“My girls always have a card for me,” Hargrove said. “They always come down and give me a big kiss and wish me happy Father’s Day.”
It is not so much the view, however, or the breakfast or the card he looks forward to every year – its the trip.
Hargrove and more than 100 others will spend this weekend continuing a Father’s Day tradition that has lasted for six decades – making a 370-mile-round-trip journey to Savannah by water.
The trip begins this morning when a flotilla of about 30 boats departs from a landing on the Savannah River in Burke County. It will return the following afternoon, said Hargrove, who will be making his 28th consecutive trip.

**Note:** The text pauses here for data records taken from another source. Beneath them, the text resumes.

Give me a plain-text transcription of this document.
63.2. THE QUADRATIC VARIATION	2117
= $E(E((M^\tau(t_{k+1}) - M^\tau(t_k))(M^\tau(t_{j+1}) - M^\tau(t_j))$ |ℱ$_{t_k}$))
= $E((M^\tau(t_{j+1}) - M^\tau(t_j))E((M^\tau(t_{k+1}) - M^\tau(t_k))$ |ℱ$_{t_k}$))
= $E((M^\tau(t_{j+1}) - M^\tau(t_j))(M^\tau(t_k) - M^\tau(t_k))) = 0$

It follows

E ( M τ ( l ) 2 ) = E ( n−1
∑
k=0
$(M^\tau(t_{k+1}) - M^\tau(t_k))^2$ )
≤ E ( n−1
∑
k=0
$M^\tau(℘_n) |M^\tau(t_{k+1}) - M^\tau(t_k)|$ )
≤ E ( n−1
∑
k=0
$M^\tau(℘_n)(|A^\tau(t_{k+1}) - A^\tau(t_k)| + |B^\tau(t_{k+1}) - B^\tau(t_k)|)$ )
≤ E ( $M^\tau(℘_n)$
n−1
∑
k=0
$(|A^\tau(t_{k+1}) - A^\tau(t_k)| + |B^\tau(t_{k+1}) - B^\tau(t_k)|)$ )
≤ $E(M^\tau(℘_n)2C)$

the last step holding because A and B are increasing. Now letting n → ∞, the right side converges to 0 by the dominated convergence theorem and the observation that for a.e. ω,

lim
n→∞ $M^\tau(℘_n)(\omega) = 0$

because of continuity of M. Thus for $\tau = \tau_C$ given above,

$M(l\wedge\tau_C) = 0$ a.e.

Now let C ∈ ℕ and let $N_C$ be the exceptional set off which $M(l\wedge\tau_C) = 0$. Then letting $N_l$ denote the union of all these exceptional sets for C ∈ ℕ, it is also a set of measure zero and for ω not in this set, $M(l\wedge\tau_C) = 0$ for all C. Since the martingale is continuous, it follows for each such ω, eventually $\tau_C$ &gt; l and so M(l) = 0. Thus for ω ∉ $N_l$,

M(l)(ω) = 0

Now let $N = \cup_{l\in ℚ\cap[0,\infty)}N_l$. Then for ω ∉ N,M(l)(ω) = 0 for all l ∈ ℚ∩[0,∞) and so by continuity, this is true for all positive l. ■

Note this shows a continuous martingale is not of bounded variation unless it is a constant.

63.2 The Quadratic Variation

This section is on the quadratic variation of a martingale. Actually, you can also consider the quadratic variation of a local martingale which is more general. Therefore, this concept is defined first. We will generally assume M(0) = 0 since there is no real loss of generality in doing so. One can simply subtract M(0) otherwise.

The tradition began with his father, Cliff Hargrove, and others in the Augusta Boating Club back in the early 1950s.
Hickey Dewberry, 81, said the first trip was in 1952. The boats were smaller and the trip took longer, he said.
“We had a lot of 25-horsepower motors,” Dewberry said. “We put in below the Lock and Dam. When we arrived, the Savannah Boating Club met us and had drinks and sandwiches for us.”
Dewberry said the small boats could not carry enough fuel for the entire trip so they had to arrange for refueling along the way.
“A fellow from Sylvania had a gas truck, and he would come to the bridge and fill us up,” he said. “We had to carry our tanks up to the bridge.”
Today’s boats are bigger, faster and carry a lot more fuel, he said.
“That’s why I quit going,” he said. “The motors get bigger and everything turns into a race.”
Over the years, the number of families has waxed and waned, but Hargrove said about 120 to 150 people take part each year.
“Our high-water mark was 106 boats sometime in the late ’90s,” he said, estimating that as many as 500 people made the journey that year.
The six-hour journey downriver to Savannah is basically a moving party that stops at sandbars along the way for food and refreshments.
Hargrove said the trip has become an important tradition for his family. His two daughters and their husbands also go every year.
The group departs from property his father purchased on the river in 1956, he said.
“I really feel compelled to do it because my dad (was) a part of it for so long,” he said. “The river has become a big part of my life.”